Naturalmente, anche queste piattaforme hanno difetti, dalle previsioni video a pagamento ai moderatori di parte nelle community. Ma è qui che il settore crypto trova ciò che manca altrove: memoria istituzionale, argomentazioni profonde e un vero stress test contro le truffe.
Nostr è probabilmente il più vicino alla filosofia di Bitcoin. È un protocollo aperto, senza server né direttori, dove l’utente è identificato da una chiave pubblica e i messaggi sono trasmessi tramite relay indipendenti. Jack Dorsey ha creduto in questa architettura perché la vedeva come un rimedio contro la censura delle piattaforme Web2.
Farcaster e Lens sono ancora più integrati nell’ecosistema Web3. Il loro obiettivo è rendere profili, follower e reputazione portabili. Se un social tradizionale può bannare un account o limitarne la visibilità in qualsiasi momento, in un modello decentralizzato gli utenti possiedono i propri dati e possono trasferirli su un’altra applicazione con un click.

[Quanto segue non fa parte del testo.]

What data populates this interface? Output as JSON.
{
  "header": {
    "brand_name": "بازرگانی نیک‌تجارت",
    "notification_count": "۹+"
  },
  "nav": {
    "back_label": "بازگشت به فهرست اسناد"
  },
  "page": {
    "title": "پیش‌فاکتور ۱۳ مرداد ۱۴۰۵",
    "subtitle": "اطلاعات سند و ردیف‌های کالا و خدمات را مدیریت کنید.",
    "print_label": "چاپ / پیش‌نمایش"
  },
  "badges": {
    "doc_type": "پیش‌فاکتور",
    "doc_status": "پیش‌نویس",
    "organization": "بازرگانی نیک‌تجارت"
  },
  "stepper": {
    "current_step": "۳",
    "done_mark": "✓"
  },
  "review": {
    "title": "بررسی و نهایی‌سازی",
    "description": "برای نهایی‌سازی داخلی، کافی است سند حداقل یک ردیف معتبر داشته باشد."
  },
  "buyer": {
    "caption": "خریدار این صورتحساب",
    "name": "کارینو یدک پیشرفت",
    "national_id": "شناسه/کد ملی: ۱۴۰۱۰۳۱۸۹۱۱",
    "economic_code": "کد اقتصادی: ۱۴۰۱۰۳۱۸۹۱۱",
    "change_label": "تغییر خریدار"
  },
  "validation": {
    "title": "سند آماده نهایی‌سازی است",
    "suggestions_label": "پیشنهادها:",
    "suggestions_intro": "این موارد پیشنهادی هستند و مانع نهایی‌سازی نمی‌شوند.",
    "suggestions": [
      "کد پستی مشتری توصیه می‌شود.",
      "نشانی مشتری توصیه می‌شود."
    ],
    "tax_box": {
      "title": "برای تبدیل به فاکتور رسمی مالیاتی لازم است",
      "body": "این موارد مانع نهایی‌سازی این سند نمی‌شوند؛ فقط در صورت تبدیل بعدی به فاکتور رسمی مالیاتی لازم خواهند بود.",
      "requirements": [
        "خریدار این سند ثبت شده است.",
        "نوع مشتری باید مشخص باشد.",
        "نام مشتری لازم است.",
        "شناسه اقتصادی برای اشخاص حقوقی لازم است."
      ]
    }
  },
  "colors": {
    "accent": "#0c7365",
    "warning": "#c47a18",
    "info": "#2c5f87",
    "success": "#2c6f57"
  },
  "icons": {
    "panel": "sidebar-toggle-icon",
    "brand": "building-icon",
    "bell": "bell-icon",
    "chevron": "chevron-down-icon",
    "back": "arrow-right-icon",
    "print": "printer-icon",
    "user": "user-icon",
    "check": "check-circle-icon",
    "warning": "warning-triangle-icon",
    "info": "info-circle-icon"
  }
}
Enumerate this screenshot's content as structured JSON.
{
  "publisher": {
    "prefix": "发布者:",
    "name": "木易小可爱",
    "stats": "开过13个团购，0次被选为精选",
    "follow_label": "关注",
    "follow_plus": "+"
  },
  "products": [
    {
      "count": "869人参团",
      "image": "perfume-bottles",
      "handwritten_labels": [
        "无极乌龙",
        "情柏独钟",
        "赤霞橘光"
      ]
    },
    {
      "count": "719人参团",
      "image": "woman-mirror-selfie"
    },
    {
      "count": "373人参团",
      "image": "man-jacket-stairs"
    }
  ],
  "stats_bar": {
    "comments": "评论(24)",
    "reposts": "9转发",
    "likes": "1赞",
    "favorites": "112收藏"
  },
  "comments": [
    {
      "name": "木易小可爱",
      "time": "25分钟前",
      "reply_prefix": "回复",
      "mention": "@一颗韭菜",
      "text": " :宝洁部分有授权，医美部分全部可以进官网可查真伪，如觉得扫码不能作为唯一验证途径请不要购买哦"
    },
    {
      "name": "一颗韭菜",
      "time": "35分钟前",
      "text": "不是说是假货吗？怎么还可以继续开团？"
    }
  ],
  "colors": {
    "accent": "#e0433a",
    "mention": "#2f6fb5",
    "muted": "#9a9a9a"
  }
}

Per ora è ancora un mercato di nicchia. Ma è qui che si sta costruendo l’architettura di un mondo in cui le regole del gioco sono definite dal codice, non dalle corporation.
Ecco perché Zuckerberg e ByteDance stanno perdendo questa battaglia contro Musk e Durov. Mentre le corporation tradizionali cercano di proteggere la loro portata da miliardi di utenti dalla pressione regolatoria, gli algoritmi Web2 non riescono più a stare al passo con la realtà. Il settore non ha bisogno di piattaforme dove gli utenti possono solo guardare video o scrivere post sugli asset digitali. Servono piattaforme che diventino esse stesse infrastruttura finanziaria.
Musk sta costruendo sistematicamente X come super app, mentre Durov ha trasformato le chat in un ecosistema bancario. La risorsa mediatica più importante del futuro non sarà necessariamente quella con il maggior numero di profili, ma quella che darà agli utenti vero controllo su capitale e proprietà: tutto ciò che il vecchio mondo considera ancora “troppo rischioso”.